Going to church, attending religious services, being a constant part of a religious community, are all fundamental aspects of religious life. If sleeping in on Sundays is more important that says something about the significance. If you spend years not going to church, beyond an occasional holiday, yes that says something about the significance of your religious beliefs. Praying, and all that does as well. Religions are not an individual thing, as much as they are a communal thing. Community is the very life blood of religion.

I couldn’t say that religion was insignificant for you during those periods, where you still prayed, but it wouldn’t be as significant as to those who were committed to being a part of a religious community. Saying church wasn't important to you, says something about Christianity not being that important to you either. What does that Christianity even amount to then? Then as a prayer or two at night, and small trickets, and token gestures?

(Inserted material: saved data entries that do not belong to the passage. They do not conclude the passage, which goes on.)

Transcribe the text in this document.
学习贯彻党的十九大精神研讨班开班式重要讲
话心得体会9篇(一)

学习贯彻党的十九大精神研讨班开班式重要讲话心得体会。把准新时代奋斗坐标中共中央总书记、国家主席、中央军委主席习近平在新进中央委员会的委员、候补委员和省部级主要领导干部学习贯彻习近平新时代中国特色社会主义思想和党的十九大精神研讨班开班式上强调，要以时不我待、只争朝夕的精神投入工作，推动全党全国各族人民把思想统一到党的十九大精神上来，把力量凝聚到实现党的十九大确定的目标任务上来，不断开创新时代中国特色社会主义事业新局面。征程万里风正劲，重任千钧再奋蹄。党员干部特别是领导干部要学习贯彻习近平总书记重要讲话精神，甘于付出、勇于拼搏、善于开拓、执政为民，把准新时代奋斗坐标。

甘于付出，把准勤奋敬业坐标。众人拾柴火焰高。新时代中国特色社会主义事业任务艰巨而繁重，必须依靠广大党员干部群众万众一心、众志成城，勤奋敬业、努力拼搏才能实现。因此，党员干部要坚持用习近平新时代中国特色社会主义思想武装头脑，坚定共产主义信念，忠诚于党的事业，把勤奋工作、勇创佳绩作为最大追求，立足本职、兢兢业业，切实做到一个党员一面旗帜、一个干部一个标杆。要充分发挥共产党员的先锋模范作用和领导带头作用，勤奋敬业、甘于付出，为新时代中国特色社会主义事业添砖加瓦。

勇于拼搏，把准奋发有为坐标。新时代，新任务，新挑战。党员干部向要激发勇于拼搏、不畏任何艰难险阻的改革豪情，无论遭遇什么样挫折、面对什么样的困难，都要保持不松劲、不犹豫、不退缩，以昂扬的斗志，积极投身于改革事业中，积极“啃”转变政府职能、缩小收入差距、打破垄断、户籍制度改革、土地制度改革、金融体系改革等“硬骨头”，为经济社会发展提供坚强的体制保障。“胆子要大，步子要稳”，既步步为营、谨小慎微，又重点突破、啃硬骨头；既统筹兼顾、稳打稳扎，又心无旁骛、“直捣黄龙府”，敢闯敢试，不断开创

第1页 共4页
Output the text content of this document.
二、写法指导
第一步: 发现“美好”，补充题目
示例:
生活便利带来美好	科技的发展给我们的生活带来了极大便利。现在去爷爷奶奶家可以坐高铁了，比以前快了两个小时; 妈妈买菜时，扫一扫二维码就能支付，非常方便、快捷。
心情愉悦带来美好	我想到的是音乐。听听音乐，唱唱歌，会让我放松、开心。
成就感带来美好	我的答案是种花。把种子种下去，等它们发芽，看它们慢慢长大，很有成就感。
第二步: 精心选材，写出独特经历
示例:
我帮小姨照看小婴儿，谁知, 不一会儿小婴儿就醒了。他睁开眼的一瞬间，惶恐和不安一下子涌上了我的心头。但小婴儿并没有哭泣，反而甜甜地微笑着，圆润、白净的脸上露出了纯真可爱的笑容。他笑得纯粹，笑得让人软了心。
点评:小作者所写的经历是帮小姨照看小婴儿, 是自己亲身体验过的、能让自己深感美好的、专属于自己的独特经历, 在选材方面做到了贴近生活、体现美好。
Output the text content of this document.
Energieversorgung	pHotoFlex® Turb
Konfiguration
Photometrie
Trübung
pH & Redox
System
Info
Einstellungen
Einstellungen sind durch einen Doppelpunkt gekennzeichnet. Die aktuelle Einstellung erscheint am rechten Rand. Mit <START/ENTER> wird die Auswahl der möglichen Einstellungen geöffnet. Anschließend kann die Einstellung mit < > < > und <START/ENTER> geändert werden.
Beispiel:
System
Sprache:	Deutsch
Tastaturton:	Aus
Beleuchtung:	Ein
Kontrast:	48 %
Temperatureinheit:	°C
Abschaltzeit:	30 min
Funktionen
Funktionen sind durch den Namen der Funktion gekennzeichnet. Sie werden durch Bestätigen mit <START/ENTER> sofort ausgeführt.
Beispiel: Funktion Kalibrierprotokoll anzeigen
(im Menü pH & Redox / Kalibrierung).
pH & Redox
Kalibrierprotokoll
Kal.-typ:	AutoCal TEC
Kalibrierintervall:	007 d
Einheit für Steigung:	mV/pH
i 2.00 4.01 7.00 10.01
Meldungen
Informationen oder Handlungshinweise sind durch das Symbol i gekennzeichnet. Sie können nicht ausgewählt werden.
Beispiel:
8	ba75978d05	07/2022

What makes it anymore significant to you, than of my plethora of friends who still identify as Christians, but have no desire to go to church, and haven’t done so in ages? Likely nothing. Christianity was likely no more significant to you than it is to them, it has some bearing on their lives, but it’s commitments are fragile and so easy to be broken, with very little consequence.

Quote:I started "hating" theists who push their agendas on others when I realized religion was an inherently divisive system and that most of the "morals" the religious were pushing were vile and despicable rejections of our own humanity and nature.

I started "hating" these types when it became clear that they presumed to know better than me in their "holier than art thou" way, including the claims that they knew me and my life better than I did (including presumptions about why I did or didn't like theism or religion).

My wife's family is a separate world of problems that extend well beyond their religious fervor.

They’re not separate, they’re the immediate representations of the type your despise. And your hatred and resentment for them is not something you get to put aside in a petri dish reserved exclusively for them, because that not the way hatred and resentment work. It spills everywhere.

Where as you see religion as an inherently divisive system, you don’t seem to see that division as a feature of your own family, as creating a contentiously divisive line between you and your parents. Clearly that contentious division is not a feature of both your immediate family, and your in-laws. Your father and mother, are not spitting images of your wife's, even though they both are Christians.

And by you own admission you get along fine with your parents. It’s your wife’s side that solidifies that division. So wouldn’t it be true, that you begun to recognize the true cost and burden of the divisiveness of religion, in that relationship with your in-laws?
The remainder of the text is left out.